A intervenção militar expõe algumas características que diferenciam os estados de exceção vividos no Brasil desde sua redemocratização nos anos 80 em relação à ditadura. E situações que modelam no Brasil uma vida e uma política militarizadas.

A primeira característica se refere ao território. Na ditadura a intervenção era em todo o espaço nacional, centralizado, imposto unicamente por armas e sem a necessidade de justificativas. Hoje, os estados de exceção ocorrem em territórios menores, espécies de campos de refugiados que exigiriam uma medida de força e justificado pela necessidade de restabelecer a ordem evitando o pior.

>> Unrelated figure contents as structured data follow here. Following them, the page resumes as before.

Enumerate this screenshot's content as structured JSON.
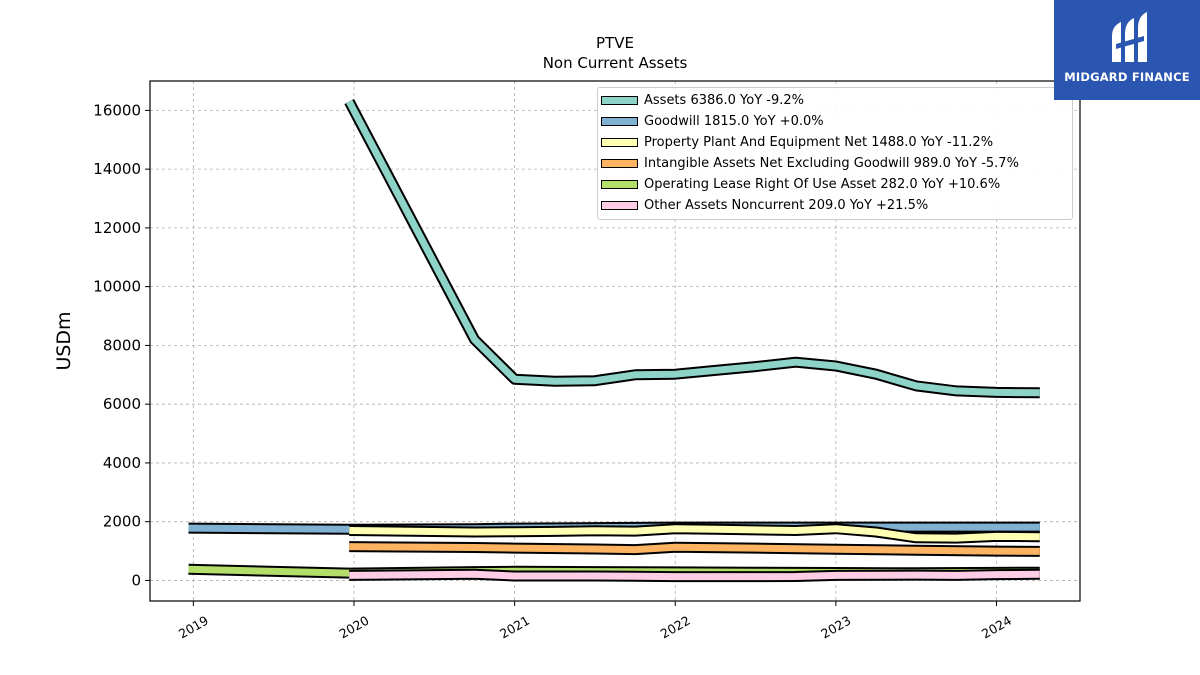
{
  "brand": {
    "name": "MIDGARD FINANCE",
    "color": "#2a55b0",
    "icon": "midgard-logo-icon"
  },
  "chart_data": {
    "type": "line",
    "title": "PTVE",
    "subtitle": "Non Current  Assets",
    "ylabel": "USDm",
    "xlabel": "",
    "xlim": [
      2018.73,
      2024.52
    ],
    "ylim": [
      -700,
      17000
    ],
    "yticks": [
      0,
      2000,
      4000,
      6000,
      8000,
      10000,
      12000,
      14000,
      16000
    ],
    "xticks": [
      "2019",
      "2020",
      "2021",
      "2022",
      "2023",
      "2024"
    ],
    "grid": true,
    "legend_position": "top-right",
    "series": [
      {
        "name": "Assets",
        "legend": "Assets  6386.0 YoY -9.2%",
        "color": "#8dd3c7",
        "points": [
          [
            2019.97,
            16300
          ],
          [
            2020.75,
            8200
          ],
          [
            2021.0,
            6850
          ],
          [
            2021.25,
            6780
          ],
          [
            2021.5,
            6800
          ],
          [
            2021.75,
            7000
          ],
          [
            2022.0,
            7020
          ],
          [
            2022.25,
            7150
          ],
          [
            2022.5,
            7280
          ],
          [
            2022.75,
            7430
          ],
          [
            2023.0,
            7300
          ],
          [
            2023.25,
            7020
          ],
          [
            2023.5,
            6620
          ],
          [
            2023.75,
            6450
          ],
          [
            2024.0,
            6400
          ],
          [
            2024.27,
            6386
          ]
        ]
      },
      {
        "name": "Goodwill",
        "legend": "Goodwill  1815.0 YoY +0.0%",
        "color": "#80b1d3",
        "points": [
          [
            2018.97,
            1780
          ],
          [
            2019.97,
            1740
          ],
          [
            2020.75,
            1760
          ],
          [
            2021.0,
            1780
          ],
          [
            2021.5,
            1800
          ],
          [
            2022.0,
            1815
          ],
          [
            2022.5,
            1815
          ],
          [
            2023.0,
            1815
          ],
          [
            2023.5,
            1815
          ],
          [
            2024.0,
            1815
          ],
          [
            2024.27,
            1815
          ]
        ]
      },
      {
        "name": "Property Plant And Equipment Net",
        "legend": "Property Plant And Equipment Net  1488.0 YoY -11.2%",
        "color": "#ffffb3",
        "points": [
          [
            2019.97,
            1700
          ],
          [
            2020.75,
            1650
          ],
          [
            2021.0,
            1660
          ],
          [
            2021.25,
            1670
          ],
          [
            2021.5,
            1690
          ],
          [
            2021.75,
            1680
          ],
          [
            2022.0,
            1760
          ],
          [
            2022.25,
            1740
          ],
          [
            2022.5,
            1720
          ],
          [
            2022.75,
            1700
          ],
          [
            2023.0,
            1760
          ],
          [
            2023.25,
            1650
          ],
          [
            2023.5,
            1450
          ],
          [
            2023.75,
            1440
          ],
          [
            2024.0,
            1500
          ],
          [
            2024.27,
            1488
          ]
        ]
      },
      {
        "name": "Intangible Assets Net Excluding Goodwill",
        "legend": "Intangible Assets Net Excluding Goodwill  989.0 YoY -5.7%",
        "color": "#fdb462",
        "points": [
          [
            2019.97,
            1150
          ],
          [
            2020.75,
            1120
          ],
          [
            2021.0,
            1100
          ],
          [
            2021.5,
            1070
          ],
          [
            2021.75,
            1050
          ],
          [
            2022.0,
            1130
          ],
          [
            2022.5,
            1100
          ],
          [
            2023.0,
            1060
          ],
          [
            2023.5,
            1030
          ],
          [
            2024.0,
            1000
          ],
          [
            2024.27,
            989
          ]
        ]
      },
      {
        "name": "Operating Lease Right Of Use Asset",
        "legend": "Operating Lease Right Of Use Asset  282.0 YoY +10.6%",
        "color": "#b3de69",
        "points": [
          [
            2018.97,
            380
          ],
          [
            2019.97,
            250
          ],
          [
            2020.75,
            300
          ],
          [
            2021.0,
            310
          ],
          [
            2021.5,
            300
          ],
          [
            2022.0,
            290
          ],
          [
            2022.5,
            280
          ],
          [
            2023.0,
            270
          ],
          [
            2023.5,
            260
          ],
          [
            2024.0,
            275
          ],
          [
            2024.27,
            282
          ]
        ]
      },
      {
        "name": "Other Assets Noncurrent",
        "legend": "Other Assets Noncurrent  209.0 YoY +21.5%",
        "color": "#fccde5",
        "points": [
          [
            2019.97,
            170
          ],
          [
            2020.75,
            210
          ],
          [
            2021.0,
            150
          ],
          [
            2021.5,
            150
          ],
          [
            2022.0,
            130
          ],
          [
            2022.5,
            130
          ],
          [
            2022.75,
            135
          ],
          [
            2023.0,
            170
          ],
          [
            2023.5,
            180
          ],
          [
            2023.75,
            170
          ],
          [
            2024.0,
            200
          ],
          [
            2024.27,
            209
          ]
        ]
      }
    ]
  }
}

A segunda característica própria dos estados de exceção no atual estado de direito é a existência de fendas na ordem jurídica. Aciona-se medidas de exceção a partir de mecanismos jurídicos, como a intervenção em curso, mas que não são (porque não é possível ser) regulamentados sobre seu uso. Não há como prever, na letra da lei, o que fazer se não se tem de antemão as circunstâncias que demandam a exceção. A Constituição criou os instrumentos de acionamento da medida de emergência, mas não sabe como será executada. Desta forma, são várias as pressões de militares pela liberação da violação de direitos civis básicos sob a justificativa de que se faz necessário para enfrentar “traficantes armados”. Afinal, como disse o general-interventor Braga Netto, o “Rio é um laboratório para o Brasil”.

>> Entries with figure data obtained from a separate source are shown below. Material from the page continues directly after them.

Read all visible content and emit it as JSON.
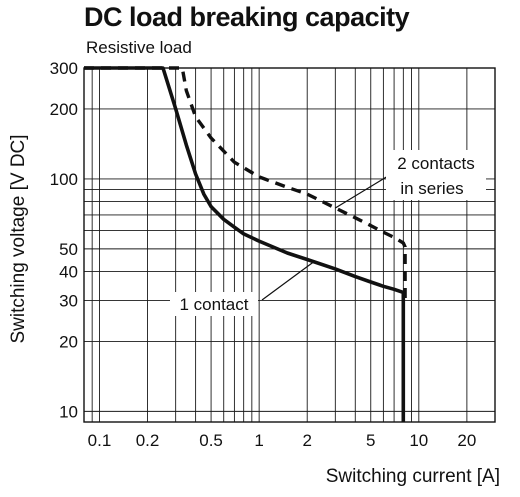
{
  "chart_data": {
    "type": "line",
    "title": "DC load breaking capacity",
    "subtitle": "Resistive load",
    "xlabel": "Switching current [A]",
    "ylabel": "Switching voltage [V DC]",
    "x_scale": "log",
    "y_scale": "log",
    "xlim": [
      0.08,
      30
    ],
    "ylim": [
      9,
      300
    ],
    "x_ticks": [
      {
        "value": 0.1,
        "label": "0.1"
      },
      {
        "value": 0.2,
        "label": "0.2"
      },
      {
        "value": 0.5,
        "label": "0.5"
      },
      {
        "value": 1,
        "label": "1"
      },
      {
        "value": 2,
        "label": "2"
      },
      {
        "value": 5,
        "label": "5"
      },
      {
        "value": 10,
        "label": "10"
      },
      {
        "value": 20,
        "label": "20"
      }
    ],
    "y_ticks": [
      {
        "value": 10,
        "label": "10"
      },
      {
        "value": 20,
        "label": "20"
      },
      {
        "value": 30,
        "label": "30"
      },
      {
        "value": 40,
        "label": "40"
      },
      {
        "value": 50,
        "label": "50"
      },
      {
        "value": 100,
        "label": "100"
      },
      {
        "value": 200,
        "label": "200"
      },
      {
        "value": 300,
        "label": "300"
      }
    ],
    "x_grid": [
      0.08,
      0.09,
      0.1,
      0.2,
      0.3,
      0.4,
      0.5,
      0.6,
      0.7,
      0.8,
      0.9,
      1,
      2,
      3,
      4,
      5,
      6,
      7,
      8,
      9,
      10,
      20,
      30
    ],
    "y_grid": [
      9,
      10,
      20,
      30,
      40,
      50,
      60,
      70,
      80,
      90,
      100,
      200,
      300
    ],
    "grid": true,
    "series": [
      {
        "name": "1 contact",
        "style": "solid",
        "x": [
          0.08,
          0.25,
          0.3,
          0.35,
          0.4,
          0.45,
          0.5,
          0.6,
          0.7,
          0.8,
          1,
          1.5,
          2,
          3,
          4,
          5,
          6,
          7,
          8,
          8,
          8
        ],
        "y": [
          300,
          300,
          200,
          140,
          105,
          86,
          76,
          67,
          62,
          58,
          54,
          48,
          45,
          41,
          38,
          36,
          34.5,
          33.5,
          32.5,
          20,
          9
        ]
      },
      {
        "name": "2 contacts in series",
        "style": "dashed",
        "x": [
          0.08,
          0.33,
          0.35,
          0.4,
          0.5,
          0.7,
          1,
          1.5,
          2,
          3,
          4,
          5,
          6,
          7,
          8,
          8.2,
          8.2
        ],
        "y": [
          300,
          300,
          240,
          185,
          150,
          118,
          102,
          92,
          86,
          75,
          68,
          63,
          59,
          56,
          53,
          51,
          30
        ]
      }
    ],
    "annotations": [
      {
        "label": "1 contact",
        "points_to": "1 contact"
      },
      {
        "label": "2 contacts",
        "label_line2": "in series",
        "points_to": "2 contacts in series"
      }
    ]
  }
}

A terceira grande característica dos estados de exceção é seu regime de produção. São décadas de má gestão da segurança pública e de opção pela estratégia do inimigo a ser combatido por táticas militarizadas e em situação de guerra. O resultado, do ponto de vista do cotidiano das populações, é desastroso. Só produziu mais violência e criou territórios nos quais o ser humano passou a ser tratado indignamente. Por exemplo, a cracolândia, os presídios, as favelas nos morros cariocas, as ocupações de movimentos de luta por moradia. Nestes espaços, o Estado (ou forças parceiras dele) é solicitado a agir com desmesura, o tanto quanto estes territórios “anômicos” se encontram “fora da ordem”. A grande questão é: quem produziu estes “campos” apropriados para sofrer a intervenção são os que estão à frente da gestão da vida. Os que governam produzem os territórios que serão alvo da exceção.

Se as hipóteses acima sobre os estados de exceção estiverem corretas poderíamos dizer que acontecimentos como a intervenção, o golpe de 2016, as chacinas nos presídios, a destruição dos direitos, entre outros, já vêm sendo gestados faz anos. A finalização destes eventos nas tragédias já conhecidas começou com a ampla produção de territórios próprios para a demanda de medidas “duras”. Mas isto não quer dizer que há um projeto político conservador em ação, ou que a ditadura não foi derrotada e permanece nas instituições do Estado. Não. Parece-me que são estratégias de governo, que funcionam em amplas redes, as quais se utilizam dos equipamentos estatais, mas também de formas de organização social e do cotidiano. Lá no bairro em que vivemos, no comércio, no transporte público. Nas várias localidades onde as relações sociais reproduzem os bloqueios de desejos outros que não os das ordens vigentes, onde se dilatam as técnicas racistas, machistas e genocidas.

A caixa 623 tem nome, história, desejos. Dentro dela habitam os negros, as mulheres, os índios, os homoafetivos, o militante político, as subjetividades atípicas.

Dimas Antônio Casemiro, presente. Hoje e sempre!